Dear oh dear, what a load of guff! Ha ha. Anyway. I think Dark Side of the Moon, with it's exploration of the human condition offers a similar conclusion in Eclipse.
As for Motorpsycho's contributions to the world of concept albums, I'm going to have to go for a long walk in the woods to meditate on it. :wink:
@ suntripper. Nice of you to mention Alan White here. I first saw Alan play with Yes in 1977 and have seen him with them a couple of dozen times more since then. As much as I preferred Bill Bruford's style, Alan was a truly great drummer who made those early Yes songs his own and thereafter really put his own stamp on the band's sound on Tales, Relayer, GFTO and everything since. Not a lot of people know that before Yes he played with both John Lennon and George Harrison! Sadly, shortly before his death, his storage was raided and the kit he played when he was with Lennon was stolen.
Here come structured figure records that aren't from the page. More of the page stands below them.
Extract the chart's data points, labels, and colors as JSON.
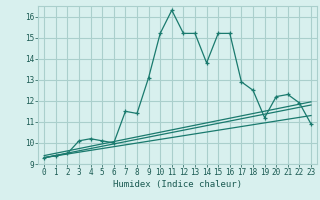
{
  "title": "",
  "xlabel": "Humidex (Indice chaleur)",
  "ylabel": "",
  "background_color": "#d8f0ee",
  "grid_color": "#aacfcc",
  "line_color": "#1a7a6e",
  "xlim": [
    -0.5,
    23.5
  ],
  "ylim": [
    9,
    16.5
  ],
  "xticks": [
    0,
    1,
    2,
    3,
    4,
    5,
    6,
    7,
    8,
    9,
    10,
    11,
    12,
    13,
    14,
    15,
    16,
    17,
    18,
    19,
    20,
    21,
    22,
    23
  ],
  "yticks": [
    9,
    10,
    11,
    12,
    13,
    14,
    15,
    16
  ],
  "main_series": [
    [
      0,
      9.3
    ],
    [
      1,
      9.4
    ],
    [
      2,
      9.5
    ],
    [
      3,
      10.1
    ],
    [
      4,
      10.2
    ],
    [
      5,
      10.1
    ],
    [
      6,
      10.0
    ],
    [
      7,
      11.5
    ],
    [
      8,
      11.4
    ],
    [
      9,
      13.1
    ],
    [
      10,
      15.2
    ],
    [
      11,
      16.3
    ],
    [
      12,
      15.2
    ],
    [
      13,
      15.2
    ],
    [
      14,
      13.8
    ],
    [
      15,
      15.2
    ],
    [
      16,
      15.2
    ],
    [
      17,
      12.9
    ],
    [
      18,
      12.5
    ],
    [
      19,
      11.2
    ],
    [
      20,
      12.2
    ],
    [
      21,
      12.3
    ],
    [
      22,
      11.9
    ],
    [
      23,
      10.9
    ]
  ],
  "linear_series": [
    [
      [
        0,
        9.3
      ],
      [
        23,
        11.8
      ]
    ],
    [
      [
        0,
        9.3
      ],
      [
        23,
        11.3
      ]
    ],
    [
      [
        0,
        9.4
      ],
      [
        23,
        11.95
      ]
    ]
  ]
}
Apparently he was a really lovely man as well as a great drummer. RIP.
Thanks Johnny H
I haven't read it yet (I've only seen the headline and the first couple of lines) but there is a short article in the latest Prog magazine titled MOTORPSYCHO GO FOUR FOR FOUR!
Review copies are landing. I met a music acquaintance at a Magma concert last night who said he'd received one for his progressive rock website.